Pertencente a uma era na qual o intérprete se concentrava na obra executada preferencialmente à preocupação com o gestual e o externar emoções através da face, Moiseiwitsch apresentava-se econômico nesses itens e as poucas e desgastadas gravações ao vivo focalizam essa atitude.
Clique para ouvir, de Robert Schumann, três peças que integram a Fantasiestücke op. 12, na interpretação de Moiseiwitsch: Warum?, Grillen e Traumes-Wirren.

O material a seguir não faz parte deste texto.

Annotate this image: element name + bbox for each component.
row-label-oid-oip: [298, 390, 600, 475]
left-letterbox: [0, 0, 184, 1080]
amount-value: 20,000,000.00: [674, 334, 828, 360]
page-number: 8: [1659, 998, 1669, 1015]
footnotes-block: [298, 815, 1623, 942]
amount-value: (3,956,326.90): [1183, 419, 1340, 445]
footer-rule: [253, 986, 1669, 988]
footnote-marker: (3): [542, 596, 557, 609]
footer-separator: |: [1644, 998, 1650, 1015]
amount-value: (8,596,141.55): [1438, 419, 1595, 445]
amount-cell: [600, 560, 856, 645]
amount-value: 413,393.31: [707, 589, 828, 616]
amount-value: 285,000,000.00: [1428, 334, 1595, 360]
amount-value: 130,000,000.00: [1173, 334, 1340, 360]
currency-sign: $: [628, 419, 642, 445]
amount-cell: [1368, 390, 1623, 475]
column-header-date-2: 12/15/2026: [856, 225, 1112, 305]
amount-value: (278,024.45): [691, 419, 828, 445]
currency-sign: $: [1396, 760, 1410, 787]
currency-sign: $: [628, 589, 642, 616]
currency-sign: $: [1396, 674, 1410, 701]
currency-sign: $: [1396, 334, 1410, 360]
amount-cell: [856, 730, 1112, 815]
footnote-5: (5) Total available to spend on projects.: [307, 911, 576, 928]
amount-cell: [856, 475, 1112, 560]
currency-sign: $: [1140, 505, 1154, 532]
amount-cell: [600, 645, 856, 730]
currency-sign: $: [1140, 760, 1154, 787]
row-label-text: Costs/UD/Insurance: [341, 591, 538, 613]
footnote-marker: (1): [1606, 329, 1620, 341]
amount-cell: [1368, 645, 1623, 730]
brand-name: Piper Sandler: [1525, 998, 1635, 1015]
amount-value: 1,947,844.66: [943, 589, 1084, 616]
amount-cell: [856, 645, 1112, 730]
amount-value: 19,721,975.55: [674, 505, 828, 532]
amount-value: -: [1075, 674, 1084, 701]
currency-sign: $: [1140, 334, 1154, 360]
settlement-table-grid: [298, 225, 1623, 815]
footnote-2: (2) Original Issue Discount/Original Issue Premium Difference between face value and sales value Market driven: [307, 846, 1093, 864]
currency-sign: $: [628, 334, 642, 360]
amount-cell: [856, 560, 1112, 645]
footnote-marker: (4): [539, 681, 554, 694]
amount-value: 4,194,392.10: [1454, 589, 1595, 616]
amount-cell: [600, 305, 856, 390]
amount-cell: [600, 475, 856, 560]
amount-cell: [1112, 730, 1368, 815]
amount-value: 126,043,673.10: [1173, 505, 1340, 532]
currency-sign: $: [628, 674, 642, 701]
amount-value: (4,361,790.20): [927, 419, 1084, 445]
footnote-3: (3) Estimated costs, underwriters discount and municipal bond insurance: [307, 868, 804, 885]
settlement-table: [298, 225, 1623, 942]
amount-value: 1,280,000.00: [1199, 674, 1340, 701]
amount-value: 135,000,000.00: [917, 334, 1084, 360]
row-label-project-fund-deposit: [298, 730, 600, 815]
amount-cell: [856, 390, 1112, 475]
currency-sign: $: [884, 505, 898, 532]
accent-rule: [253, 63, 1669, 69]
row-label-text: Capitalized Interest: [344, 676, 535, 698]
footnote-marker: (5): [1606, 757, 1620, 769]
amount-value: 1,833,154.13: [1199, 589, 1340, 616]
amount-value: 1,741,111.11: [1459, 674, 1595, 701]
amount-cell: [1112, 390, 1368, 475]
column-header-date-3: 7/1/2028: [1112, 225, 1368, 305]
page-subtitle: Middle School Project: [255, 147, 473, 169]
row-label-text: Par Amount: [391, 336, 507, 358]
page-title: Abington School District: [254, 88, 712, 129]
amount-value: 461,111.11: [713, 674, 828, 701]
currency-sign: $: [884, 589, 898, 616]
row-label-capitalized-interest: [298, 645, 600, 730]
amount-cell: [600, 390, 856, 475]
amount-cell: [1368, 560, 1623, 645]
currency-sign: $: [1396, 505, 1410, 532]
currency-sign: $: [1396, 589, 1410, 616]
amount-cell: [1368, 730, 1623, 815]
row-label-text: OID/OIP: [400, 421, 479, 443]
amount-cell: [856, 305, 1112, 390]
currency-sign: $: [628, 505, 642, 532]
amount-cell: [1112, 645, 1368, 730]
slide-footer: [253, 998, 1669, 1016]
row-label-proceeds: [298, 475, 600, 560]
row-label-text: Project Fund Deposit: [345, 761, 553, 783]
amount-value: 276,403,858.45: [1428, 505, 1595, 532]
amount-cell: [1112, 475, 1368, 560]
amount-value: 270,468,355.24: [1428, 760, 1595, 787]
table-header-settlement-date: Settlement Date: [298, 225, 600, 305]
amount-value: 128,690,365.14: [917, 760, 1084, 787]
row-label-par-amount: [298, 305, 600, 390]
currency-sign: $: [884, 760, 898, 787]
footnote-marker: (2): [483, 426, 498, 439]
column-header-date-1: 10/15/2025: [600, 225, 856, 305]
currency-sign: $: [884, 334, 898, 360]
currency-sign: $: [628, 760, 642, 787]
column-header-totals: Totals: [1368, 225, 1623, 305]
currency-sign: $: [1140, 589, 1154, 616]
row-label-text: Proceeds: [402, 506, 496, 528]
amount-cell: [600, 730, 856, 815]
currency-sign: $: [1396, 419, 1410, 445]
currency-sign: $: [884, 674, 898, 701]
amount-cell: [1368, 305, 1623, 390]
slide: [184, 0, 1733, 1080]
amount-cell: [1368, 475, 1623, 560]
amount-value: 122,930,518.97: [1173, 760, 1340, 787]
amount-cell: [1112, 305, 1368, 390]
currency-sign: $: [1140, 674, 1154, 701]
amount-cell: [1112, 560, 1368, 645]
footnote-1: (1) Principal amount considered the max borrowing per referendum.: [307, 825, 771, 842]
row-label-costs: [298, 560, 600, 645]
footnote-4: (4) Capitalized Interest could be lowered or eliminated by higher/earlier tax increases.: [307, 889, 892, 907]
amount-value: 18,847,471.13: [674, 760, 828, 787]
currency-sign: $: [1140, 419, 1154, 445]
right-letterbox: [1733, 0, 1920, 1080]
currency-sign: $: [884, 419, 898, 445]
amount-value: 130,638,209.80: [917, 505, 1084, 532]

https://www.youtube.com/watch?v=rrCdeBncBu0
Das composições não escritas para o piano ou para ele transcritas figuram a obra para cravo interpretada ao piano e a transcrição de criações originais para órgão ou então para orquestra vertidas para o instrumento. Em ambos os casos houve “policiamento” estético durante décadas. No que tange ao cravo e ao piano, o notável musicólogo François Lesure no final dos anos 1990 já escrevia que a atitude dos puristas, entendendo como heresia a interpretação ao piano desse repertório, não tinha absolutamente mais validade e que “o tempo do Barroco integrista passou, não sendo mais o instrumento a assegurar a priori a autenticidade da obra, mas o estilo do intérprete”. Quanto à transcrição, cultuada por compositores e pianistas como Liszt, Godowsky, Busoni, Rachmaninov, Siloti, Kempff, Friedmann e tantos outros, durante determinadas décadas do século XX foi altamente criticada. Também nesse caso cai por terra o banimento que puristas tentaram fazer valer. Alain Rampech, autor de “Les Grands Pianistes” (Paris, Buchet Chastel, 2012), entende que “o purismo é a ciência dos imbecis”. Mencionaria que durante quase quatro anos entre as décadas 1950-1960, período em que estudei em Paris, jamais mestres e colegas falaram em transcrições. A divulgação pós morte de Benno Moiseiwitsch, intérprete de transcrições de Liszt e Rachmaninov, teria sentido uma inaceitável diminuição por motivos imperantes num período em que o próprio repertório poderia se tornar empecilho. Apesar da imagem comprometida pode-se ouvir Moiseiwitsch executar, já quase no final da existência, a magnífica transcrição da abertura da ópera Tannhaüser de Wagner realizada por Liszt-Moiseiwitsch.
Clique para ouvi-la:
https://www.youtube.com/watch?v=tR2F5J3UFI8
Recebi quantidade de mensagens estimulando-me a prosseguir nessa incursão num passado glorioso não devidamente ventilado o que me leva à agradável seleção de mestres pouco cultuados pelas últimas gerações. Apesar da inerente virtuosidade dos pianistas que têm sido temas de meus posts, essa qualidade para a maior parte desses grandes músicos não se apresentava como primordial, sendo o conteúdo musical o basilar objetivo. E é esse fundamento essencial que deveria ser revisitado sempre pelas novas gerações, sob o risco de que com o passar das décadas a tradição se estiole.
Benno Moiseiwitsch, born in Odessa, Russian Empire, presently Ukraine, was one of the great pianists of the twentieth century. He was particularly known for his interpretations of the Romantic repertoire. Rachmaninoff considered him his most faithful interpreter. His recordings have been widely disseminated over time. He settled in England and took British citizenship in 1937.